How to Take a Vacation and Have Your Business Run Without You
By Tannette Johnson-Elie
Since starting his Chicago-based web design company in 2006, Naveed Usman has routinely worked 60-hour weeks, late nights and holidays and had never taken time off until he reached a breaking point this summer.
“I felt burned out and fatigued for sure,” said Usman, principal and owner of the Usman Group, which designs and builds custom websites for multi-million dollar companies and organizations across the Midwest. “I would work late evenings and 99% of the time, be the last one out of the office.”
Like many nascent entrepreneurs, Usman believed he had to be involved in every aspect of running the business because he feared his company would not run smoothly without him.
“This company is something so near and dear to me. It was my baby. I felt no one could take care of my baby except me,” Usman said. “I had a chance to go to Singapore in 2010 with a buddy. I ended up backing out at the last minute. My friends were devastated. You feel you have to be there working.”
Usman finally realized the stressful toll that non-stop working had taken on him. In July, he handed the reins of his company over to his 10-employee team and for the first time in seven years of operating the Usman Group, he took a much-needed vacation to Maui with his wife and two children ages 9 and 6.
“To know that we were on the beach in Maui and business deals were getting done at the office without my involvement helped me realize, I was the bottleneck in some cases of things not being done the way they should be,” Usman said.
Many small business owners and entrepreneurs I’ve met over the years strongly believe they must be at the office 24/7 in order to run a successful company, and so consequently, they fail to empower their employees to step in so they can enjoy some down time.
For example, Usman let go of some parts of his business such as web design, project management and business development and hired the right people to fill those shoes.
“If you’re running a company and you have the right people and you’ve given them the right responsibility, the right authority to do what they’re supposed to do, you should be able to take a break,” said Phil Gafka, business coach and founder and principal at LEAP Associates, an executive coaching and business development firm.
Vacation is critical to personal growth and success, and experts like Gafka advise small business owners to take an occasional break or vacation to reconnect with family, rejuvenate themselves and find meaning in their lives.
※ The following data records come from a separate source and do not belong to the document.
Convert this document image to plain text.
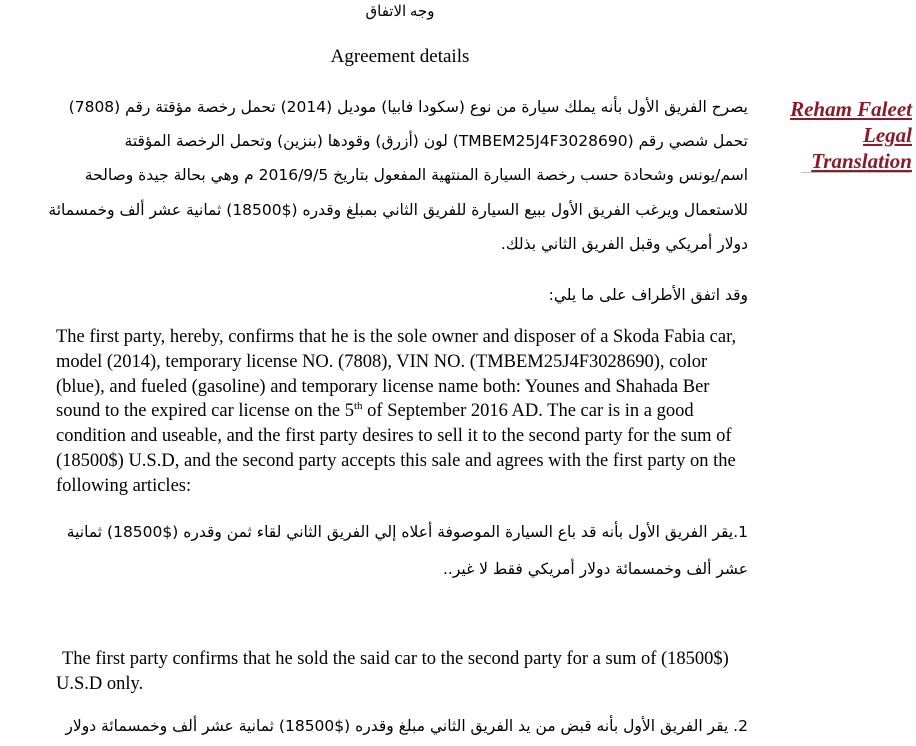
وجه الاتفاق
Agreement details
Reham Faleet
Legal
Translation
يصرح الفريق الأول بأنه يملك سيارة من نوع (سكودا فابيا) موديل (2014) تحمل رخصة مؤقتة رقم (7808)
تحمل شصي رقم (TMBEM25J4F3028690) لون (أزرق) وقودها (بنزين) وتحمل الرخصة المؤقتة
اسم/يونس وشحادة حسب رخصة السيارة المنتهية المفعول بتاريخ 2016/9/5 م وهي بحالة جيدة وصالحة
للاستعمال ويرغب الفريق الأول ببيع السيارة للفريق الثاني بمبلغ وقدره ($18500) ثمانية عشر ألف وخمسمائة
دولار أمريكي وقبل الفريق الثاني بذلك.
وقد اتفق الأطراف على ما يلي:
The first party, hereby, confirms that he is the sole owner and disposer of a Skoda Fabia car, model (2014), temporary license NO. (7808), VIN NO. (TMBEM25J4F3028690), color (blue), and fueled (gasoline) and temporary license name both: Younes and Shahada Ber sound to the expired car license on the 5th of September 2016 AD. The car is in a good condition and useable, and the first party desires to sell it to the second party for the sum of (18500$) U.S.D, and the second party accepts this sale and agrees with the first party on the following articles:
1.يقر الفريق الأول بأنه قد باع السيارة الموصوفة أعلاه إلي الفريق الثاني لقاء ثمن وقدره ($18500) ثمانية
عشر ألف وخمسمائة دولار أمريكي فقط لا غير..
The first party confirms that he sold the said car to the second party for a sum of (18500$) U.S.D only.
2. يقر الفريق الأول بأنه قبض من يد الفريق الثاني مبلغ وقدره ($18500) ثمانية عشر ألف وخمسمائة دولار
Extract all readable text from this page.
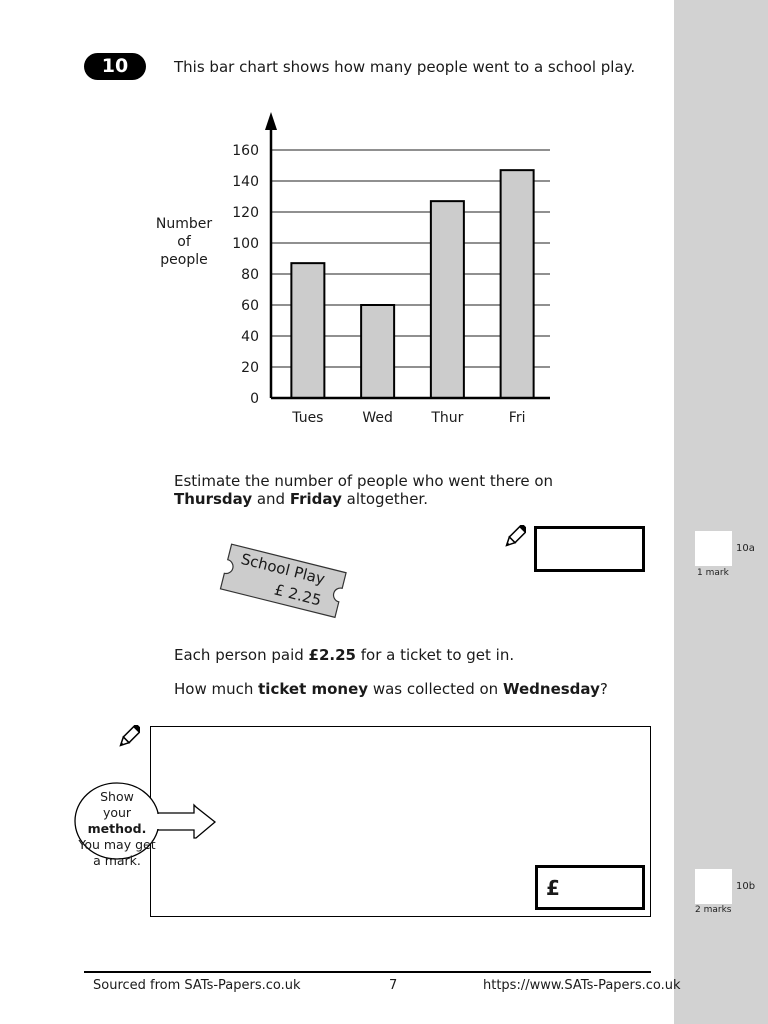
10a
1 mark
10b
2 marks
10	This bar chart shows how many people went to a school play.
Number
of
people
0
20
40
60
80
100
120
140
160
Tues	Wed	Thur	Fri
Estimate the number of people who went there on
Thursday and Friday altogether.
School Play
£ 2.25
Each person paid £2.25 for a ticket to get in.
How much ticket money was collected on Wednesday?
£
Show
your method.
You may get
a mark.
Sourced from SATs-Papers.co.uk	7	https://www.SATs-Papers.co.uk
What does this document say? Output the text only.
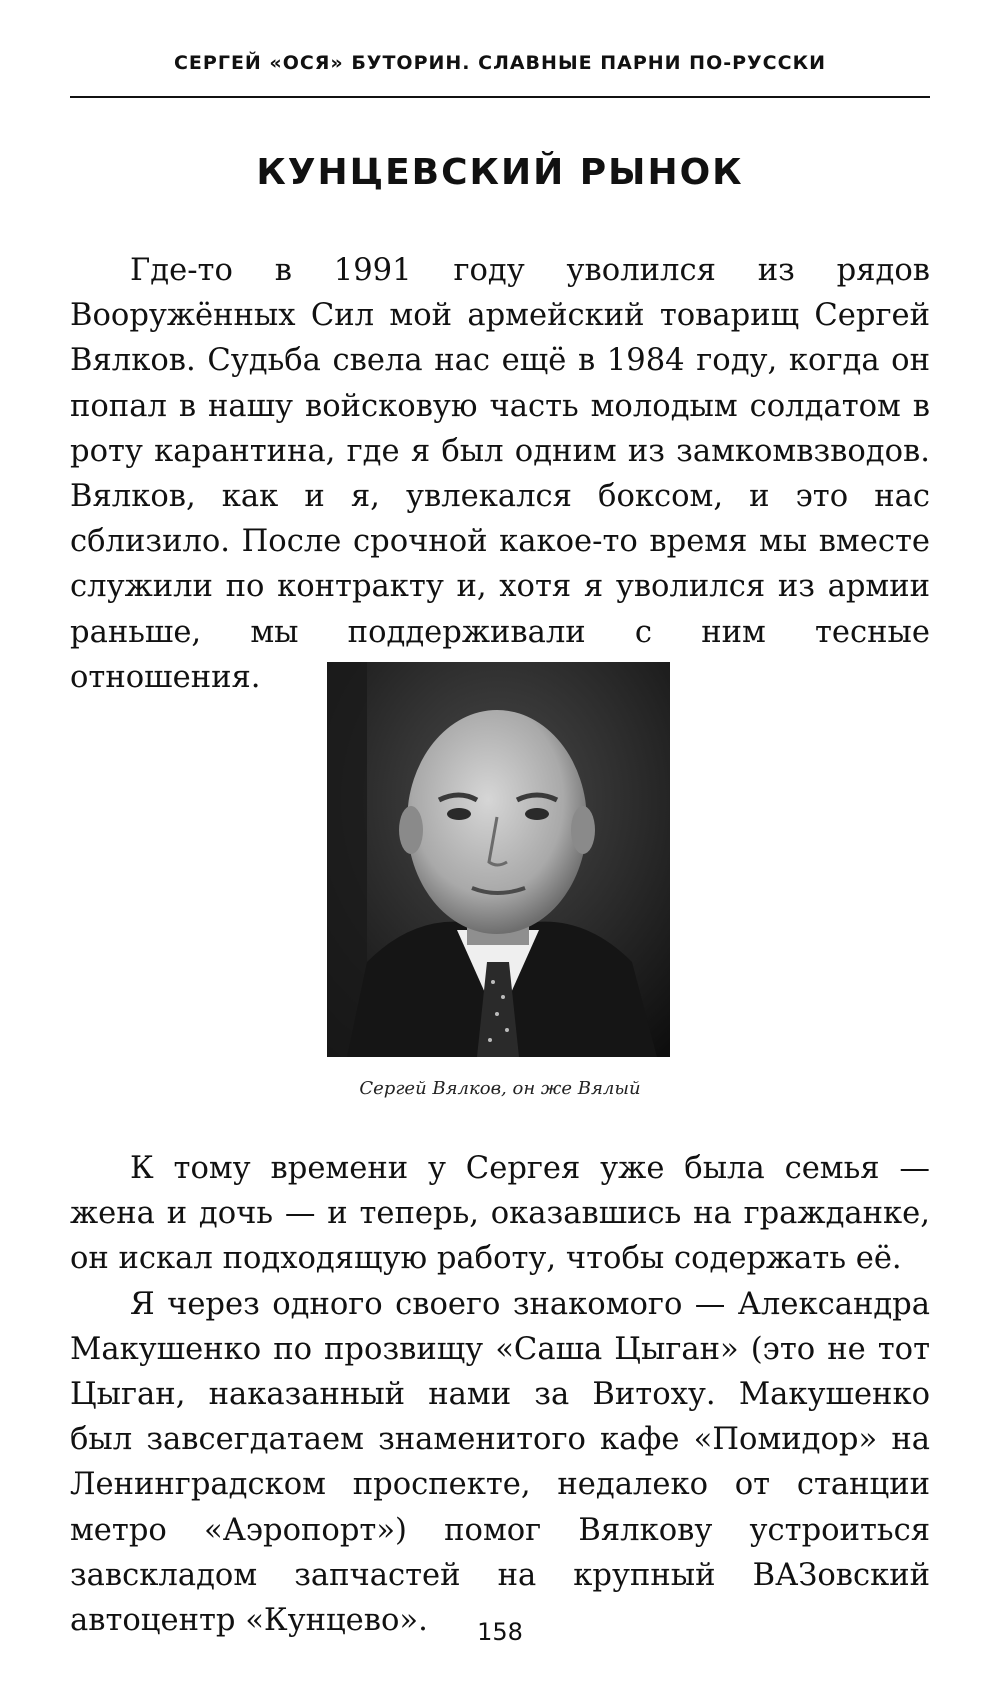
СЕРГЕЙ «ОСЯ» БУТОРИН. СЛАВНЫЕ ПАРНИ ПО-РУССКИ
КУНЦЕВСКИЙ РЫНОК

Где-то в 1991 году уволился из рядов Вооружённых Сил мой армейский товарищ Сергей Вялков. Судьба свела нас ещё в 1984 году, когда он попал в нашу войсковую часть молодым солдатом в роту карантина, где я был одним из замкомвзводов. Вялков, как и я, увлекался боксом, и это нас сблизило. После срочной какое-то время мы вместе служили по контракту и, хотя я уволился из армии раньше, мы поддерживали с ним тесные отношения.

Сергей Вялков, он же Вялый

К тому времени у Сергея уже была семья — жена и дочь — и теперь, оказавшись на гражданке, он искал подходящую работу, чтобы содержать её.

Я через одного своего знакомого — Александра Макушенко по прозвищу «Саша Цыган» (это не тот Цыган, наказанный нами за Витоху. Макушенко был завсегдатаем знаменитого кафе «Помидор» на Ленинградском проспекте, недалеко от станции метро «Аэропорт») помог Вялкову устроиться завскладом запчастей на крупный ВАЗовский автоцентр «Кунцево».	158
If you haven’t taken a vacation in a while out of fear your business won’t run without you, here are some strategies to consider so you can rest easy on the beach or at your lake home:
Learn to trust your employees.
There’s the adage that says when the cat’s away the mice will play. This doesn’t have to be the case if you build trust – by preparing your employees for the inevitable – the day you step away from the game.
“This galvanizes them. It gives them a chance to do something awesome,” says Usman.
Totally unplug from the business while you’re away.
This may be hard for many entrepreneurs who pride themselves on working endless hours to build something of their own. But if you refuse to check up on what’s happening with the business while on vacation, you’re demonstrating trust and respect for the people you have left in charge.
Put family first.
Give your complete attention to the people who love you the most. They deserve it. Besides, this is your chance to make up for all those late nights and weekends at the office.
Finally, don’t forget to have fun. This can be a hard concept for many entrepreneurs whose sole existence often is centered on making more money. Use the time off to do something you really enjoy like horseback riding or water skiing.
Keep in mind that a fun and relaxing vacation is good medicine for you. The time off will replenish you and refill your reserves so you come back with more motivation to tackle the challenges of growing your business.
Just ask Usman. “You come back stronger,” he said. “I came back last week and was ready to rock.”